Specifically, “the test will use macrofinancial scenarios based on those put together by the Network of Central Banks and Supervisors for Greening the Financial System (NGFS).These scenarios reflect possible climate policies in the future and take into account physical risks like rising temperatures, drought and flooding, and short- and long-term risks associated with the transition toward a greener economy,” the ECB indicated.
Therefore, in the words of Ana Rubio, it is a “very ambitious exercise”, as it includes a qualitative part that focuses on evaluating the banks’ internal procedures, a comparative analysis of banks in terms of the sensitivity of their income and their exposure, and an exercise to analyze the impact of the various scenarios on lending portfolios.” Furthermore, it analyzes both physical risks like those associated with specific scenarios of drought and flooding, as well as the transition risks that come more generally from the process of transitioning toward a more sustainable economy. Finally, “as it is a new exercise, there are no prior experiences to support us, and different countries and regions are doing tests with different methodologies, which we believe will end up converging,” she explained.
When and how will the results be published?
The exercise will take place in the first half of 2022. In March, the banks sent their first templates to the supervisor to be assessed. The ECB will publish aggregate data - not bank by bank - in July.
What does it mean for banks?
The BBVA expert in regulation indicates that: “Banks face very significant challenges when it comes to this exercise.” First, because “they need very detailed aggregated customer data, a type of data that banks do not usually have, and their exposure to climate risk.” Second, “the modeling needed for a climate stress test is completely new.” For example, it is the first time that a model is made on how an increase in temperature can affect the different economic sectors, and how this also affects the quality of lending portfolios.
In this sense, Ana Rubio explained that: “Banks are making great efforts to develop these new methodologies.” Even the ECB has called the test “a learning exercise for banks and supervisors, designed to identify vulnerabilities and best practices.” For this reason, future exercises are expected to progress toward a certain level of methodological convergence.

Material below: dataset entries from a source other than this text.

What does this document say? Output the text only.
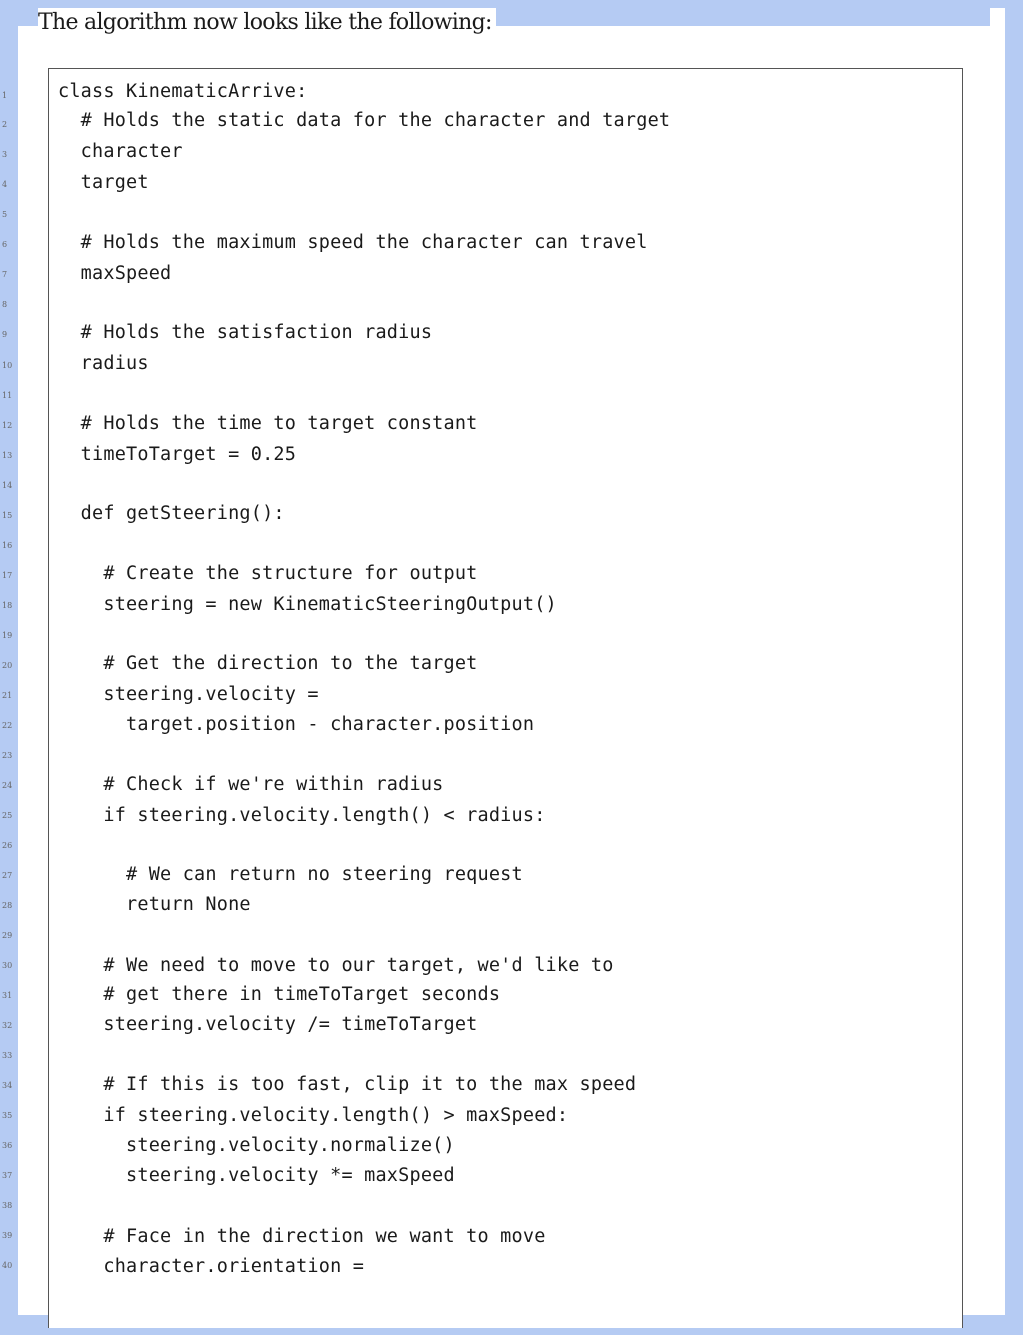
The algorithm now looks like the following:

1
2
3
4
5
6
7
8
9
10
11
12
13
14
15
16
17
18
19
20
21
22
23
24
25
26
27
28
29
30
31
32
33
34
35
36
37
38
39
40
class KinematicArrive:
# Holds the static data for the character and target
character
target
# Holds the maximum speed the character can travel
maxSpeed
# Holds the satisfaction radius
radius
# Holds the time to target constant
timeToTarget = 0.25
def getSteering():
# Create the structure for output
steering = new KinematicSteeringOutput()
# Get the direction to the target
steering.velocity =
target.position - character.position
# Check if we're within radius
if steering.velocity.length() < radius:
# We can return no steering request
return None
# We need to move to our target, we'd like to
# get there in timeToTarget seconds
steering.velocity /= timeToTarget
# If this is too fast, clip it to the max speed
if steering.velocity.length() > maxSpeed:
steering.velocity.normalize()
steering.velocity *= maxSpeed
# Face in the direction we want to move
character.orientation =
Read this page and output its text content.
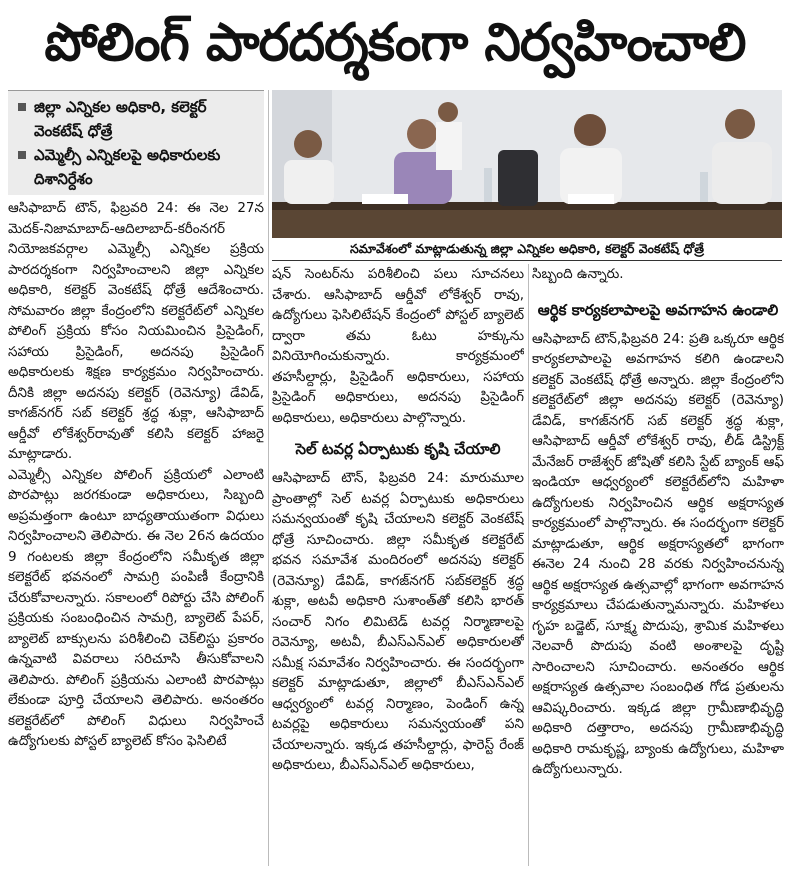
పోలింగ్ పారదర్శకంగా నిర్వహించాలి
జిల్లా ఎన్నికల అధికారి, కలెక్టర్ వెంకటేష్ ధోత్రే
ఎమ్మెల్సీ ఎన్నికలపై అధికారులకు దిశానిర్దేశం
సమావేశంలో మాట్లాడుతున్న జిల్లా ఎన్నికల అధికారి, కలెక్టర్ వెంకటేష్ ధోత్రే

ఆసిఫాబాద్ టౌన్, ఫిబ్రవరి 24: ఈ నెల 27న మెదక్-నిజామాబాద్-ఆదిలాబాద్-కరీంనగర్ నియోజకవర్గాల ఎమ్మెల్సీ ఎన్నికల ప్రక్రియ పారదర్శకంగా నిర్వహించాలని జిల్లా ఎన్నికల అధికారి, కలెక్టర్ వెంకటేష్ ధోత్రే ఆదేశించారు. సోమవారం జిల్లా కేంద్రంలోని కలెక్టరేట్‌లో ఎన్నికల పోలింగ్ ప్రక్రియ కోసం నియమించిన ప్రిసైడింగ్, సహాయ ప్రిసైడింగ్, అదనపు ప్రిసైడింగ్ అధికారులకు శిక్షణ కార్యక్రమం నిర్వహించారు. దీనికి జిల్లా అదనపు కలెక్టర్ (రెవెన్యూ) డేవిడ్, కాగజ్‌నగర్ సబ్ కలెక్టర్ శ్రద్ధ శుక్లా, ఆసిఫాబాద్ ఆర్డీవో లోకేశ్వర్‌రావుతో కలిసి కలెక్టర్ హాజరై మాట్లాడారు.

ఎమ్మెల్సీ ఎన్నికల పోలింగ్ ప్రక్రియలో ఎలాంటి పొరపాట్లు జరగకుండా అధికారులు, సిబ్బంది అప్రమత్తంగా ఉంటూ బాధ్యతాయుతంగా విధులు నిర్వహించాలని తెలిపారు. ఈ నెల 26న ఉదయం 9 గంటలకు జిల్లా కేంద్రంలోని సమీకృత జిల్లా కలెక్టరేట్ భవనంలో సామగ్రి పంపిణీ కేంద్రానికి చేరుకోవాలన్నారు. సకాలంలో రిపోర్టు చేసి పోలింగ్ ప్రక్రియకు సంబంధించిన సామగ్రి, బ్యాలెట్ పేపర్, బ్యాలెట్ బాక్సులను పరిశీలించి చెక్‌లిస్టు ప్రకారం ఉన్నవాటి వివరాలు సరిచూసి తీసుకోవాలని తెలిపారు. పోలింగ్ ప్రక్రియను ఎలాంటి పొరపాట్లు లేకుండా పూర్తి చేయాలని తెలిపారు. అనంతరం కలెక్టరేట్‌లో పోలింగ్ విధులు నిర్వహించే ఉద్యోగులకు పోస్టల్ బ్యాలెట్ కోసం ఫెసిలిటే

షన్ సెంటర్‌ను పరిశీలించి పలు సూచనలు చేశారు. ఆసిఫాబాద్ ఆర్డీవో లోకేశ్వర్ రావు, ఉద్యోగులు ఫెసిలిటేషన్ కేంద్రంలో పోస్టల్ బ్యాలెట్ ద్వారా తమ ఓటు హక్కును వినియోగించుకున్నారు. కార్యక్రమంలో తహసీల్దార్లు, ప్రిసైడింగ్ అధికారులు, సహాయ ప్రిసైడింగ్ అధికారులు, అదనపు ప్రిసైడింగ్ అధికారులు, అధికారులు పాల్గొన్నారు.

సెల్ టవర్ల ఏర్పాటుకు కృషి చేయాలి

ఆసిఫాబాద్ టౌన్, ఫిబ్రవరి 24: మారుమూల ప్రాంతాల్లో సెల్ టవర్ల ఏర్పాటుకు అధికారులు సమన్వయంతో కృషి చేయాలని కలెక్టర్ వెంకటేష్ ధోత్రే సూచించారు. జిల్లా సమీకృత కలెక్టరేట్ భవన సమావేశ మందిరంలో అదనపు కలెక్టర్ (రెవెన్యూ) డేవిడ్, కాగజ్‌నగర్ సబ్‌కలెక్టర్ శ్రద్ధ శుక్లా, అటవీ అధికారి సుశాంత్‌తో కలిసి భారత్ సంచార్ నిగం లిమిటెడ్ టవర్ల నిర్మాణాలపై రెవెన్యూ, అటవీ, బీఎస్ఎన్ఎల్ అధికారులతో సమీక్ష సమావేశం నిర్వహించారు. ఈ సందర్భంగా కలెక్టర్ మాట్లాడుతూ, జిల్లాలో బీఎస్ఎన్ఎల్ ఆధ్వర్యంలో టవర్ల నిర్మాణం, పెండింగ్ ఉన్న టవర్లపై అధికారులు సమన్వయంతో పని చేయాలన్నారు. ఇక్కడ తహసీల్దార్లు, ఫారెస్ట్ రేంజ్ అధికారులు, బీఎస్ఎన్ఎల్ అధికారులు,

సిబ్బంది ఉన్నారు.

ఆర్థిక కార్యకలాపాలపై అవగాహన ఉండాలి

ఆసిఫాబాద్ టౌన్,ఫిబ్రవరి 24: ప్రతి ఒక్కరూ ఆర్థిక కార్యకలాపాలపై అవగాహన కలిగి ఉండాలని కలెక్టర్ వెంకటేష్ ధోత్రే అన్నారు. జిల్లా కేంద్రంలోని కలెక్టరేట్‌లో జిల్లా అదనపు కలెక్టర్ (రెవెన్యూ) డేవిడ్, కాగజ్‌నగర్ సబ్ కలెక్టర్ శ్రద్ధ శుక్లా, ఆసిఫాబాద్ ఆర్డీవో లోకేశ్వర్ రావు, లీడ్ డిస్ట్రిక్ట్ మేనేజర్ రాజేశ్వర్ జోషితో కలిసి స్టేట్ బ్యాంక్ ఆఫ్ ఇండియా ఆధ్వర్యంలో కలెక్టరేట్‌లోని మహిళా ఉద్యోగులకు నిర్వహించిన ఆర్థిక అక్షరాస్యత కార్యక్రమంలో పాల్గొన్నారు. ఈ సందర్భంగా కలెక్టర్ మాట్లాడుతూ, ఆర్థిక అక్షరాస్యతలో భాగంగా ఈనెల 24 నుంచి 28 వరకు నిర్వహించనున్న ఆర్థిక అక్షరాస్యత ఉత్సవాల్లో భాగంగా అవగాహన కార్యక్రమాలు చేపడుతున్నామన్నారు. మహిళలు గృహ బడ్జెట్, సూక్ష్మ పొదుపు, శ్రామిక మహిళలు నెలవారీ పొదుపు వంటి అంశాలపై దృష్టి సారించాలని సూచించారు. అనంతరం ఆర్థిక అక్షరాస్యత ఉత్సవాల సంబంధిత గోడ ప్రతులను ఆవిష్కరించారు. ఇక్కడ జిల్లా గ్రామీణాభివృద్ధి అధికారి దత్తారాం, అదనపు గ్రామీణాభివృద్ధి అధికారి రామకృష్ణ, బ్యాంకు ఉద్యోగులు, మహిళా ఉద్యోగులున్నారు.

Similarly, Antoni Ballabriga said, “This is a learning process for everyone - also for supervisors and banks themselves. Methodologically speaking, it is a very new reality and there are no methodologies or models for which we can say, this is what works.”
How will it impact the financial sector?
The ECB has said that this initial exercise will not have direct quantitative repercussions on the supervisory assessment process and therefore, on capital requirements for banks.
In this regard, Antoni Ballabriga indicated that: “the results that will be published in a few months will not be comparable among banks because there will be diverse approaches” when it comes to sending their information to the supervisor.
“It is also not expected that the banks will use these results for their internal management. We still need to wait for convergence toward the best methodology, refinement of the scenarios, and the use of more detailed data from portfolios,” said Ana Rubio. All of this will help “to know how prepared banks are to face the effects of climate change.”